Política e Resenha

ARTIGO – A Vergonhosa PEC da Dosimetria: Um Insulto ao Supremo e à Justiça Brasileira

 

(Padre Carlos)

O Brasil assiste atônito mais uma tentativa de transformar o Parlamento em balcão de negócios de conveniências políticas. O chamado “PL da dosimetria” ou “PEC da redução de penas” é mais do que um escárnio: é um atentado contra o Supremo Tribunal Federal, contra a Constituição e contra a própria dignidade do Estado Democrático de Direito.

A proposta, apresentada sob o pretexto de rever penas, revela sua real intenção ao tocar diretamente no processo que envolve Jair Bolsonaro e outros condenados por tentativa de golpe. Em bom português, não se trata de corrigir injustiças, mas de abrir as portas da impunidade para quem ousou afrontar a República. É a política da conveniência, disfarçada de técnica legislativa.

A direita bolsonarista, em sua arrogância, brada diante do Supremo e do povo brasileiro a velha canção francesa: “Non, je ne regrette rien” — “não me arrependo de nada”. O grito não é de resistência, mas de escárnio. Um desafio aberto às instituições. Um deboche à memória de quem lutou para que o Brasil tivesse uma democracia viva.

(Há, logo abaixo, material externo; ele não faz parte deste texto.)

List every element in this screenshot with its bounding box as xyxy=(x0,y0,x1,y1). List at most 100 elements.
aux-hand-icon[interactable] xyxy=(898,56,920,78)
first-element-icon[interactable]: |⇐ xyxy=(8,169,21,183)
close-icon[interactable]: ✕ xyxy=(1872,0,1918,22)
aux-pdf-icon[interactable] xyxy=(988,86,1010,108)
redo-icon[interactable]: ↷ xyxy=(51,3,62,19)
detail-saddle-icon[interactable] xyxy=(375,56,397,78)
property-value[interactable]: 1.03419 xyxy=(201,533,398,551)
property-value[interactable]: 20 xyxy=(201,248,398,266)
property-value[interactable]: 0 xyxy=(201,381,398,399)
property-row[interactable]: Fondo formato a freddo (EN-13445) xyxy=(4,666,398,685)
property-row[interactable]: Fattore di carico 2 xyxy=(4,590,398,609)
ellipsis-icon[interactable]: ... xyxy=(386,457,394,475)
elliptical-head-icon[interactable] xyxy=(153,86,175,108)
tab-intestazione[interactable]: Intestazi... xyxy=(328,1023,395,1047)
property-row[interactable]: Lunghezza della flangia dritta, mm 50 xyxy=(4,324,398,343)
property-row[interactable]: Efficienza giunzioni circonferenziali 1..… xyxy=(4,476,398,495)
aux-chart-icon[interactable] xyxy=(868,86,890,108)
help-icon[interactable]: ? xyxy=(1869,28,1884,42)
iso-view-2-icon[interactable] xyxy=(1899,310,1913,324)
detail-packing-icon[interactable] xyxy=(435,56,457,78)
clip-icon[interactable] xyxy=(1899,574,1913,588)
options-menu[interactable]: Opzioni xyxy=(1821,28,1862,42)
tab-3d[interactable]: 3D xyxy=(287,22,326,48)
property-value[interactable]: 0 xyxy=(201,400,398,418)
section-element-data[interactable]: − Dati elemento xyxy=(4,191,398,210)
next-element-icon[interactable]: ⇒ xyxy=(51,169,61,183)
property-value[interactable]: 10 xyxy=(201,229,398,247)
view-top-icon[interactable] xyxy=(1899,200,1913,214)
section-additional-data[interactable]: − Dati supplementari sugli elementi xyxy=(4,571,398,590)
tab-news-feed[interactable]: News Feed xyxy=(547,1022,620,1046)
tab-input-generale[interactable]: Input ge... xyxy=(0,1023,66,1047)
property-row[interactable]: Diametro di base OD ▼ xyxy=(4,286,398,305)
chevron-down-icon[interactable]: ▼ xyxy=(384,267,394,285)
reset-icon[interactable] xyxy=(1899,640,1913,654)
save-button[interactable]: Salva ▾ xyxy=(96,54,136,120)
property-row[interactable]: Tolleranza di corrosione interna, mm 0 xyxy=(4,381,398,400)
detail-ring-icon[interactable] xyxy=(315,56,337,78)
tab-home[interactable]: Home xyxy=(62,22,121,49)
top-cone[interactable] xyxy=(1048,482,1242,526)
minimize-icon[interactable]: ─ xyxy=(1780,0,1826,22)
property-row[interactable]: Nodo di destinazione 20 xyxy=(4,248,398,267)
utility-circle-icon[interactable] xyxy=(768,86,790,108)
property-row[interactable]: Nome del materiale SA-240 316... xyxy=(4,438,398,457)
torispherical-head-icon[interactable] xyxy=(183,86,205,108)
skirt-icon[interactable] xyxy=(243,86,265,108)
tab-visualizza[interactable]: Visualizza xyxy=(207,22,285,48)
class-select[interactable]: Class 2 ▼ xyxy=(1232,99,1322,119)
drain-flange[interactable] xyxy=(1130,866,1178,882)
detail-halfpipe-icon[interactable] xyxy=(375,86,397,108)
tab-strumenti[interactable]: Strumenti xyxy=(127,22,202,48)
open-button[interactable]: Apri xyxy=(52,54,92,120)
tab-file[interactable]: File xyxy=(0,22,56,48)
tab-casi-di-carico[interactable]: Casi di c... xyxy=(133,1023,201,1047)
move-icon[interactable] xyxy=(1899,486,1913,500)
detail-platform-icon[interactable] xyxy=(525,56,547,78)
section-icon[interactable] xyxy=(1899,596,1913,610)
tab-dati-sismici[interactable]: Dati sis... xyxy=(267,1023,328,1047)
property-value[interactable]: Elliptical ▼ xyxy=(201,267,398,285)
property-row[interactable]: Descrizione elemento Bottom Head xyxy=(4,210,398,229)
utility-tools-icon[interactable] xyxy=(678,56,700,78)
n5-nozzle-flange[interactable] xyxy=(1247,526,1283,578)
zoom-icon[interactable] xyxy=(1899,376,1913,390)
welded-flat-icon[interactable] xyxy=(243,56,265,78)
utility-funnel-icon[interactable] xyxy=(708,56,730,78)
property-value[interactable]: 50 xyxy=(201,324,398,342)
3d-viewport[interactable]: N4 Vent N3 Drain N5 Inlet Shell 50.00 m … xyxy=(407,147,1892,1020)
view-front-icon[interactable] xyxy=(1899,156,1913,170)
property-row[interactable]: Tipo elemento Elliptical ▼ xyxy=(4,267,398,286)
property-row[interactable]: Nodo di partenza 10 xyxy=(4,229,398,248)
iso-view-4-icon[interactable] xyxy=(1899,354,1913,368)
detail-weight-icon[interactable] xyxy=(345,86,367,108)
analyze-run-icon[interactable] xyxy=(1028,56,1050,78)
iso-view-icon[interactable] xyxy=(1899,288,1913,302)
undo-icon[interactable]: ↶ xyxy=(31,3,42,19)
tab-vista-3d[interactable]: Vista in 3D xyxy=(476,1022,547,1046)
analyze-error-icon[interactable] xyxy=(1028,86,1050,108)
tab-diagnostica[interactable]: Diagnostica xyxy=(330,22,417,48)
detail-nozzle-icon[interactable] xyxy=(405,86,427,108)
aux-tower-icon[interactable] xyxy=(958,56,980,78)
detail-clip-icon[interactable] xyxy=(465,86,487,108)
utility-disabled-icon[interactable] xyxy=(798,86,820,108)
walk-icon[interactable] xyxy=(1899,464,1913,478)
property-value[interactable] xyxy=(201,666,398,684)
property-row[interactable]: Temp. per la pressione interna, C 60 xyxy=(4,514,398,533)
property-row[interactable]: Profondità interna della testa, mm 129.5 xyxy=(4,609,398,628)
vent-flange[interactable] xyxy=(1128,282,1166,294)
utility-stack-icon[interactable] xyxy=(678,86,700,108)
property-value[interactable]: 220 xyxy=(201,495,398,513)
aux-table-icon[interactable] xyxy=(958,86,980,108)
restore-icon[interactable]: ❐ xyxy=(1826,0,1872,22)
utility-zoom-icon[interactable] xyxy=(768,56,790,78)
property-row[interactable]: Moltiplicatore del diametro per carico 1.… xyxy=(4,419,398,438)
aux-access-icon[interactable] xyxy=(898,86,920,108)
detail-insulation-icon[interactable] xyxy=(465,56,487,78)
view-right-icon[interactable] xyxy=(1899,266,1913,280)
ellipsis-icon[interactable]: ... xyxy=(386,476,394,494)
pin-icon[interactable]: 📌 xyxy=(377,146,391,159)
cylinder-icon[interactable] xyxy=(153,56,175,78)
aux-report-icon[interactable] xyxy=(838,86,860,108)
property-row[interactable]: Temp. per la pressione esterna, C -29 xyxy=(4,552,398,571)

Paulinho da Força — ou seria da Fraqueza, ou quem sabe da Vergonha? — precisa compreender que não há lei que sirva para salvar um projeto de poder derrotado pelo voto e condenado pela Justiça. Reduzir penas sob medida para beneficiar aliados é desrespeitar a separação de Poderes, é colocar o Legislativo como cúmplice de quem tentou destruir a ordem constitucional.

O Supremo já cumpriu seu papel: julgou, fundamentou, estabeleceu penas proporcionais. Cabe ao Parlamento legislar para o futuro, nunca para apagar crimes do passado recente. O contrário disso é uma clara obstrução da Justiça, uma afronta à soberania do Judiciário e um desserviço à democracia.

A sociedade brasileira não pode aceitar que, em pleno século XXI, se utilize o Congresso Nacional como instrumento de blindagem para criminosos de colarinho branco ou golpistas de plantão. Se a direita insiste em repetir que “não se arrepende de nada”, cabe ao povo brasileiro e às instituições democráticas responder com firmeza: arrependam-se ou arquem com as consequências.

A PEC da dosimetria é mais um capítulo vergonhoso na crônica da impunidade nacional. Que fique registrado: quem a apoia não defende a Justiça, mas apenas a conveniência política. E contra isso, a voz do Supremo, a Constituição e o povo devem se erguer em uníssono.